Dragosani thought about it, decided he might as well tell the truth. The old devil in the ground had probably seen through him, anyway. 'It's the woman. She aggravates me, taunts me, flaunts her flesh.'
Ahhh! I know the sort.
'Also, I believe she thinks I've been with men — or at least she has wondered about it.'
Like the Turks? The old one's mental response was sharp, touched with hatred. That is an insult!
'I think so too,' Dragosani nodded. 'So… will you do it?'
You are inviting me into your mind, am I correct? Tonight, when this woman comes to you?
'Yes.'
And it is an invitation, made of your own free will?
Dragosani grew wary. 'Just this once,' he answered. 'It will have no permanence.'
Again you flatter yourself, the other chuckled. I have — or will have — my own body, Dragosani, which is nothing so weak as yours!
'And you can do it? And will I learn from it?'
Oh, I can do it, my son, yeeessss! Have you forgotten the fledgling? And didn't you learn something that time, too? Who made you a necromancer, Dragosani? Yes, and this time you will learn… much!
'Then I want nothing more from you — for now, anyway.' He began to back away from the tomb, moving downhill, away from that place of centuried horror. And -
But what of the piglet? asked the thickly glutinous voice in his head. And more hurriedly: For the earth, Dragosani, for the earth.

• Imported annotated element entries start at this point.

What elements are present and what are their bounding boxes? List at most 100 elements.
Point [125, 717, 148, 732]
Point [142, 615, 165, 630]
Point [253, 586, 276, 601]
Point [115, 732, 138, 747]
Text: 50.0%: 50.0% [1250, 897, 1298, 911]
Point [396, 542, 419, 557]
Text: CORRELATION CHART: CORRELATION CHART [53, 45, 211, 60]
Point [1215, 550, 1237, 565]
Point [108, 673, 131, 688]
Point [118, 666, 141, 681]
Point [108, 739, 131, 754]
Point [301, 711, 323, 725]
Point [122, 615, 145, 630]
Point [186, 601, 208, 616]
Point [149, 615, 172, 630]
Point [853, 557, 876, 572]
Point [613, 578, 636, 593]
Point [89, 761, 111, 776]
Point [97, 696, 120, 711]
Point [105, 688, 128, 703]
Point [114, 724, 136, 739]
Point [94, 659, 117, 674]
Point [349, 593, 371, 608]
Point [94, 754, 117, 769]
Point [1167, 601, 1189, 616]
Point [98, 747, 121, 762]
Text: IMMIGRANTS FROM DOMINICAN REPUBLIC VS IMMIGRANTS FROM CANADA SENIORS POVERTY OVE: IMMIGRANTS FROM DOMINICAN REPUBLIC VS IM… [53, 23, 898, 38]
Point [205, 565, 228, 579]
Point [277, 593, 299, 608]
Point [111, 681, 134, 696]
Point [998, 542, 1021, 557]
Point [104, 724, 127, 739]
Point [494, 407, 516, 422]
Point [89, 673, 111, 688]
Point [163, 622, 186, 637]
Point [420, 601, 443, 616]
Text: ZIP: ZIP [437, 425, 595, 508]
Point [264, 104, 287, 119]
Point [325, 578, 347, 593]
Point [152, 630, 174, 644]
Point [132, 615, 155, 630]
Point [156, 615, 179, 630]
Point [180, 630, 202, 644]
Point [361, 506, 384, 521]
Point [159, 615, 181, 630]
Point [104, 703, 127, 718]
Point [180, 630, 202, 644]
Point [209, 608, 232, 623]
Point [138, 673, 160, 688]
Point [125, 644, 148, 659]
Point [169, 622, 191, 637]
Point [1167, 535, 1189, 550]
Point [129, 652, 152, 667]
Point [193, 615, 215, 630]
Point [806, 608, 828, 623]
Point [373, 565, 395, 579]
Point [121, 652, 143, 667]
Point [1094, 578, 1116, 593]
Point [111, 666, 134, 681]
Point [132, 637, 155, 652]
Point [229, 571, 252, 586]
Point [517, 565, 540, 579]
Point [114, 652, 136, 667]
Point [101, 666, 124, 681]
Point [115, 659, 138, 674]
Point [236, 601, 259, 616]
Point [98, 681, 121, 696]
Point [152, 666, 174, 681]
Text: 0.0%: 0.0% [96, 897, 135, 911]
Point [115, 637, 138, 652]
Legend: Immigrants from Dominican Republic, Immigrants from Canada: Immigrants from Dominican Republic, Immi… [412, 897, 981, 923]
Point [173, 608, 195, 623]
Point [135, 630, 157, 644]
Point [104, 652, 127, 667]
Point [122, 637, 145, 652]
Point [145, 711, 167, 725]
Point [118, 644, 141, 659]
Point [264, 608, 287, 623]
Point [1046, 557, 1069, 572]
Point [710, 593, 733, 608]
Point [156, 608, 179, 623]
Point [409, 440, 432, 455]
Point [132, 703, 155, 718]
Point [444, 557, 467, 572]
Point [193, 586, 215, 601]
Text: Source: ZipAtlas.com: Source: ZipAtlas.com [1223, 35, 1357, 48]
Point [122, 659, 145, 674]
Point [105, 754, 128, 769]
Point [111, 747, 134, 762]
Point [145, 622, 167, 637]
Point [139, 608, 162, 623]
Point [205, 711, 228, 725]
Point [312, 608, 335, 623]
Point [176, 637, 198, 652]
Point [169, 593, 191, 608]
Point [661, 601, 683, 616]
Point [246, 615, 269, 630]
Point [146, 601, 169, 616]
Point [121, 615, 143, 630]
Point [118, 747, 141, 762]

In the deep, unquiet gloom, Dragosani narrowed his eyes. 'Oh, yes, I very nearly forgot,' he said, his tone not quite sarcastic. 'The piglet, of course. For the earth Quickly he returned, slit the insensate animal's throat, tossed its pink body down. And then, without looking back, he made silently away.
A little way down the slope, against the bole of a tree where great roots forked, trapped there and unable to roll any farther, he saw something strange and stopped to pick it up. It was last night's offering, or what remained of it. A tightly interwoven ball of pink skin and crushed bones, all dry as crumpled cardboard. A beetle crawled on it, seeking in vain for some morsel of sustenance. Dragosani let it fall and roll out of sight.